Construction de la chapelle XVe siècle (≈ 1550)
Période de construction en granit.
14 juin 1909
Classement Monument Historique
Classement Monument Historique 14 juin 1909 (≈ 1909)
Protection officielle de l’édifice.
Aujourd'hui
Aujourd'hui
Aujourd'hui Aujourd'hui (≈ 2025)
Position de référence.
Patrimoine classé
Chapelle Saint-Eloi (cad. ZI 55) : classement par arrêté du 14 juin 1909
Personnages clés
Information non disponible - Aucun personnage cité
Sources ne mentionnent aucun acteur historique.
Origine et histoire de la Chapelle Saint-Éloi
La chapelle Saint-Éloi de Saint-Nicolas-du-Pélem, classée Monument Historique depuis 1909, est un édifice religieux construit au XVe siècle.
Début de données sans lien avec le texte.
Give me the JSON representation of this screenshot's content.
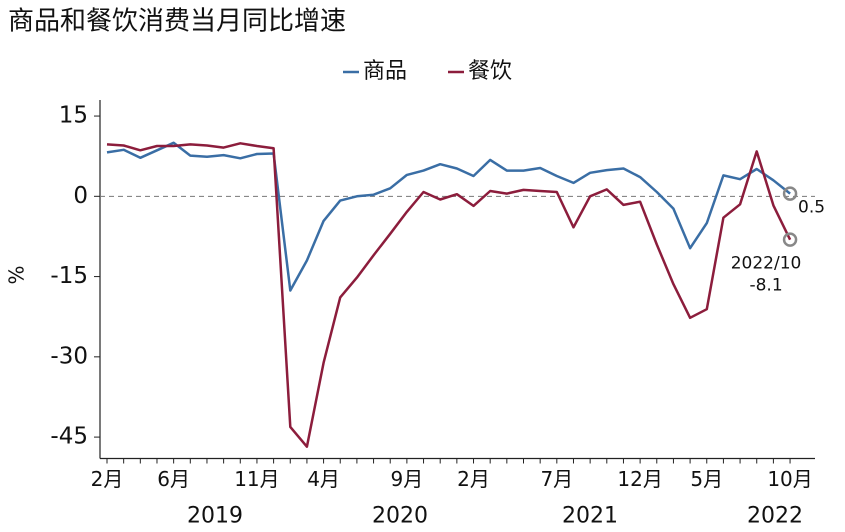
{
  "chart_data": {
    "type": "line",
    "title": "商品和餐饮消费当月同比增速",
    "y_label": "%",
    "categories": [
      "2月",
      null,
      null,
      null,
      "6月",
      null,
      null,
      null,
      null,
      "11月",
      null,
      null,
      null,
      "4月",
      null,
      null,
      null,
      null,
      "9月",
      null,
      null,
      null,
      "2月",
      null,
      null,
      null,
      null,
      "7月",
      null,
      null,
      null,
      null,
      "12月",
      null,
      null,
      null,
      "5月",
      null,
      null,
      null,
      null,
      "10月"
    ],
    "x_groups": [
      "2019",
      "2020",
      "2021",
      "2022"
    ],
    "series": [
      {
        "name": "商品",
        "color": "#3a6ea5",
        "values": [
          8.2,
          8.7,
          7.2,
          8.6,
          10.0,
          7.6,
          7.4,
          7.7,
          7.1,
          7.9,
          8.0,
          -17.6,
          -12.0,
          -4.6,
          -0.8,
          0.0,
          0.3,
          1.5,
          4.0,
          4.8,
          6.0,
          5.2,
          3.8,
          6.8,
          4.8,
          4.8,
          5.3,
          3.8,
          2.5,
          4.4,
          4.9,
          5.2,
          3.6,
          0.8,
          -2.3,
          -9.7,
          -5.0,
          3.9,
          3.2,
          5.1,
          3.0,
          0.5
        ]
      },
      {
        "name": "餐饮",
        "color": "#8c1d3c",
        "values": [
          9.7,
          9.5,
          8.6,
          9.4,
          9.4,
          9.7,
          9.5,
          9.1,
          9.9,
          9.4,
          9.0,
          -43.1,
          -46.8,
          -31.1,
          -18.9,
          -15.2,
          -11.0,
          -7.0,
          -2.9,
          0.8,
          -0.6,
          0.4,
          -1.8,
          1.0,
          0.5,
          1.2,
          1.0,
          0.8,
          -5.8,
          0.0,
          1.3,
          -1.6,
          -1.0,
          -9.0,
          -16.4,
          -22.7,
          -21.1,
          -4.0,
          -1.5,
          8.4,
          -1.7,
          -8.1
        ]
      }
    ],
    "annotations": [
      "0.5",
      "2022/10",
      "-8.1"
    ],
    "ylim": [
      -49,
      18
    ],
    "yticks": [
      15,
      0,
      -15,
      -30,
      -45
    ],
    "zero_line": true,
    "legend": "top"
  }
}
Elle se caractérise par une nef unique et un transept saillant, entièrement en granit, avec une charpente voûtée en bois. Son architecture modeste mais soignée reflète les techniques locales de l’époque, notamment dans le travail de la pierre et des menuiseries intérieures.
L’élément le plus remarquable de cette chapelle réside dans la composition de son clocher, ainsi que dans la disposition variée des meneaux de ses fenêtres. Ces détails architecturaux, bien que typiques du gothique breton tardif, témoignent d’une recherche esthétique et fonctionnelle propre à ce lieu de culte. La chapelle, propriété de la commune, reste un exemple préservé du patrimoine religieux rural de la région.
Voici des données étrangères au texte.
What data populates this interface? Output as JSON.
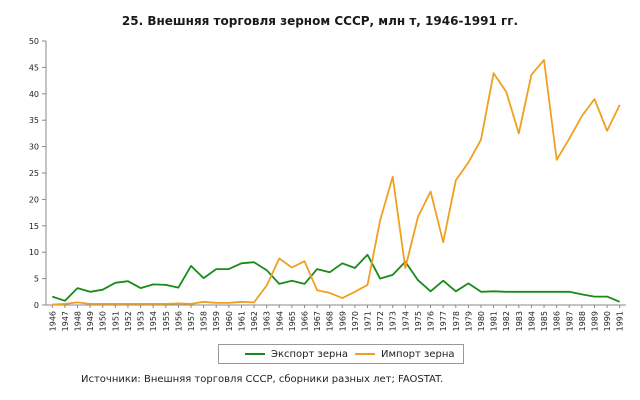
{
  "chart_data": {
    "type": "line",
    "title": "25. Внешняя торговля зерном СССР, млн т, 1946-1991 гг.",
    "x": [
      "1946",
      "1947",
      "1948",
      "1949",
      "1950",
      "1951",
      "1952",
      "1953",
      "1954",
      "1955",
      "1956",
      "1957",
      "1958",
      "1959",
      "1960",
      "1961",
      "1962",
      "1963",
      "1964",
      "1965",
      "1966",
      "1967",
      "1968",
      "1969",
      "1970",
      "1971",
      "1972",
      "1973",
      "1974",
      "1975",
      "1976",
      "1977",
      "1978",
      "1979",
      "1980",
      "1981",
      "1982",
      "1983",
      "1984",
      "1985",
      "1986",
      "1987",
      "1988",
      "1989",
      "1990",
      "1991"
    ],
    "ylim": [
      0,
      50
    ],
    "yticks": [
      "0",
      "5",
      "10",
      "15",
      "20",
      "25",
      "30",
      "35",
      "40",
      "45",
      "50"
    ],
    "series": [
      {
        "name": "Экспорт зерна",
        "color": "#1a8a1a",
        "values": [
          1.6,
          0.8,
          3.2,
          2.5,
          2.9,
          4.2,
          4.5,
          3.2,
          3.9,
          3.8,
          3.3,
          7.4,
          5.1,
          6.8,
          6.8,
          7.9,
          8.1,
          6.6,
          4.0,
          4.6,
          4.0,
          6.8,
          6.2,
          7.9,
          7.0,
          9.5,
          5.0,
          5.7,
          8.2,
          4.7,
          2.6,
          4.6,
          2.6,
          4.1,
          2.5,
          2.6,
          2.5,
          2.5,
          2.5,
          2.5,
          2.5,
          2.5,
          2.0,
          1.6,
          1.6,
          0.6
        ]
      },
      {
        "name": "Импорт зерна",
        "color": "#f0a020",
        "values": [
          0.1,
          0.2,
          0.5,
          0.2,
          0.2,
          0.2,
          0.2,
          0.2,
          0.2,
          0.2,
          0.3,
          0.2,
          0.6,
          0.4,
          0.4,
          0.6,
          0.5,
          3.7,
          8.8,
          7.1,
          8.3,
          2.8,
          2.3,
          1.3,
          2.5,
          3.8,
          16.0,
          24.3,
          7.0,
          16.7,
          21.5,
          11.9,
          23.6,
          27.0,
          31.3,
          43.9,
          40.4,
          32.5,
          43.6,
          46.4,
          27.5,
          31.5,
          35.8,
          39.0,
          33.0,
          37.9
        ]
      }
    ],
    "legend": "bottom",
    "grid": false
  },
  "source_note": "Источники: Внешняя торговля СССР, сборники разных лет; FAOSTAT."
}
Située dans les Côtes-d’Armor, en Bretagne, la chapelle Saint-Éloi s’inscrit dans un territoire marqué au XVe siècle par une vie rurale organisée autour des paroisses et des seigneurs locaux. Les chapelles, comme celle-ci, servaient non seulement de lieux de prière, mais aussi de points de rassemblement pour les communautés paysannes, jouant un rôle central dans la vie sociale et spirituelle. Leur construction en granit, matériau abondant dans la région, illustre l’adaptation des bâtisseurs aux ressources locales.
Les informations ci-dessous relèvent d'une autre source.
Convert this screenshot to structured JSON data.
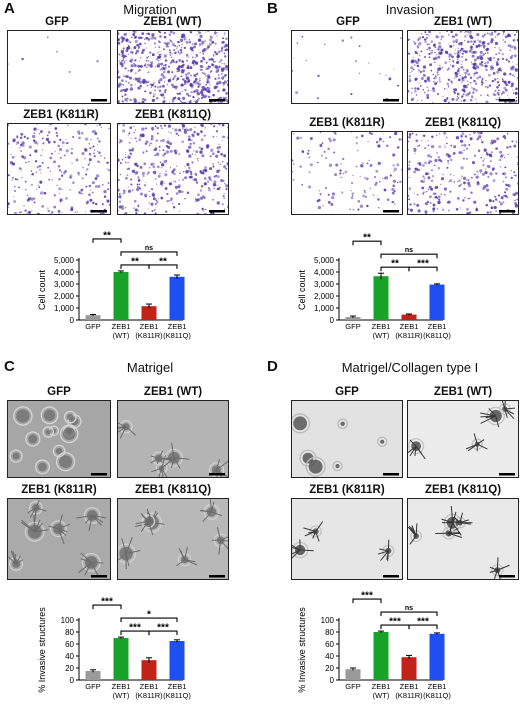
{
  "colors": {
    "gfp": "#9a9a9a",
    "wt": "#1aa32a",
    "k811r": "#c22318",
    "k811q": "#1f4ff0",
    "crystal_violet": "#5a3aa8",
    "spheroid": "#555555"
  },
  "panels": [
    {
      "letter": "A",
      "title": "Migration",
      "images": {
        "tl": "GFP",
        "tr": "ZEB1 (WT)",
        "bl": "ZEB1 (K811R)",
        "br": "ZEB1 (K811Q)"
      }
    },
    {
      "letter": "B",
      "title": "Invasion",
      "images": {
        "tl": "GFP",
        "tr": "ZEB1 (WT)",
        "bl": "ZEB1 (K811R)",
        "br": "ZEB1 (K811Q)"
      }
    },
    {
      "letter": "C",
      "title": "Matrigel",
      "images": {
        "tl": "GFP",
        "tr": "ZEB1 (WT)",
        "bl": "ZEB1 (K811R)",
        "br": "ZEB1 (K811Q)"
      }
    },
    {
      "letter": "D",
      "title": "Matrigel/Collagen type I",
      "images": {
        "tl": "GFP",
        "tr": "ZEB1 (WT)",
        "bl": "ZEB1 (K811R)",
        "br": "ZEB1 (K811Q)"
      }
    }
  ],
  "chart_data": [
    {
      "type": "bar",
      "panel": "A",
      "ylabel": "Cell count",
      "categories": [
        "GFP",
        "ZEB1 (WT)",
        "ZEB1 (K811R)",
        "ZEB1 (K811Q)"
      ],
      "tick_labels": [
        [
          "GFP"
        ],
        [
          "ZEB1",
          "(WT)"
        ],
        [
          "ZEB1",
          "(K811R)"
        ],
        [
          "ZEB1",
          "(K811Q)"
        ]
      ],
      "values": [
        400,
        4000,
        1150,
        3600
      ],
      "errors": [
        60,
        90,
        180,
        150
      ],
      "ylim": [
        0,
        5000
      ],
      "yticks": [
        "0",
        "1,000",
        "2,000",
        "3,000",
        "4,000",
        "5,000"
      ],
      "ytick_values": [
        0,
        1000,
        2000,
        3000,
        4000,
        5000
      ],
      "significance": [
        {
          "from": 0,
          "to": 1,
          "label": "**",
          "level": 3
        },
        {
          "from": 1,
          "to": 3,
          "label": "ns",
          "level": 2
        },
        {
          "from": 1,
          "to": 2,
          "label": "**",
          "level": 1
        },
        {
          "from": 2,
          "to": 3,
          "label": "**",
          "level": 1
        }
      ]
    },
    {
      "type": "bar",
      "panel": "B",
      "ylabel": "Cell count",
      "categories": [
        "GFP",
        "ZEB1 (WT)",
        "ZEB1 (K811R)",
        "ZEB1 (K811Q)"
      ],
      "tick_labels": [
        [
          "GFP"
        ],
        [
          "ZEB1",
          "(WT)"
        ],
        [
          "ZEB1",
          "(K811R)"
        ],
        [
          "ZEB1",
          "(K811Q)"
        ]
      ],
      "values": [
        250,
        3650,
        450,
        2950
      ],
      "errors": [
        80,
        250,
        50,
        60
      ],
      "ylim": [
        0,
        5000
      ],
      "yticks": [
        "0",
        "1,000",
        "2,000",
        "3,000",
        "4,000",
        "5,000"
      ],
      "ytick_values": [
        0,
        1000,
        2000,
        3000,
        4000,
        5000
      ],
      "significance": [
        {
          "from": 0,
          "to": 1,
          "label": "**",
          "level": 3
        },
        {
          "from": 1,
          "to": 3,
          "label": "ns",
          "level": 2
        },
        {
          "from": 1,
          "to": 2,
          "label": "**",
          "level": 1
        },
        {
          "from": 2,
          "to": 3,
          "label": "***",
          "level": 1
        }
      ]
    },
    {
      "type": "bar",
      "panel": "C",
      "ylabel": "% Invasive structures",
      "categories": [
        "GFP",
        "ZEB1 (WT)",
        "ZEB1 (K811R)",
        "ZEB1 (K811Q)"
      ],
      "tick_labels": [
        [
          "GFP"
        ],
        [
          "ZEB1",
          "(WT)"
        ],
        [
          "ZEB1",
          "(K811R)"
        ],
        [
          "ZEB1",
          "(K811Q)"
        ]
      ],
      "values": [
        15,
        70,
        33,
        65
      ],
      "errors": [
        2,
        1.5,
        4,
        2
      ],
      "ylim": [
        0,
        100
      ],
      "yticks": [
        "0",
        "20",
        "40",
        "60",
        "80",
        "100"
      ],
      "ytick_values": [
        0,
        20,
        40,
        60,
        80,
        100
      ],
      "significance": [
        {
          "from": 0,
          "to": 1,
          "label": "***",
          "level": 3
        },
        {
          "from": 1,
          "to": 3,
          "label": "*",
          "level": 2
        },
        {
          "from": 1,
          "to": 2,
          "label": "***",
          "level": 1
        },
        {
          "from": 2,
          "to": 3,
          "label": "***",
          "level": 1
        }
      ]
    },
    {
      "type": "bar",
      "panel": "D",
      "ylabel": "% Invasive structures",
      "categories": [
        "GFP",
        "ZEB1 (WT)",
        "ZEB1 (K811R)",
        "ZEB1 (K811Q)"
      ],
      "tick_labels": [
        [
          "GFP"
        ],
        [
          "ZEB1",
          "(WT)"
        ],
        [
          "ZEB1",
          "(K811R)"
        ],
        [
          "ZEB1",
          "(K811Q)"
        ]
      ],
      "values": [
        18,
        80,
        38,
        77
      ],
      "errors": [
        2,
        1.5,
        3,
        1.5
      ],
      "ylim": [
        0,
        100
      ],
      "yticks": [
        "0",
        "20",
        "40",
        "60",
        "80",
        "100"
      ],
      "ytick_values": [
        0,
        20,
        40,
        60,
        80,
        100
      ],
      "significance": [
        {
          "from": 0,
          "to": 1,
          "label": "***",
          "level": 3
        },
        {
          "from": 1,
          "to": 3,
          "label": "ns",
          "level": 2
        },
        {
          "from": 1,
          "to": 2,
          "label": "***",
          "level": 1
        },
        {
          "from": 2,
          "to": 3,
          "label": "***",
          "level": 1
        }
      ]
    }
  ]
}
Le classement de la chapelle en 1909 par les Monuments Historiques souligne sa valeur patrimoniale, tant pour son architecture que pour son ancrage dans l’histoire locale. Aujourd’hui, elle reste un témoignage des traditions religieuses et artisanales bretonnes, bien que son usage actuel (culte, visites, ou autre) ne soit pas précisé dans les sources disponibles.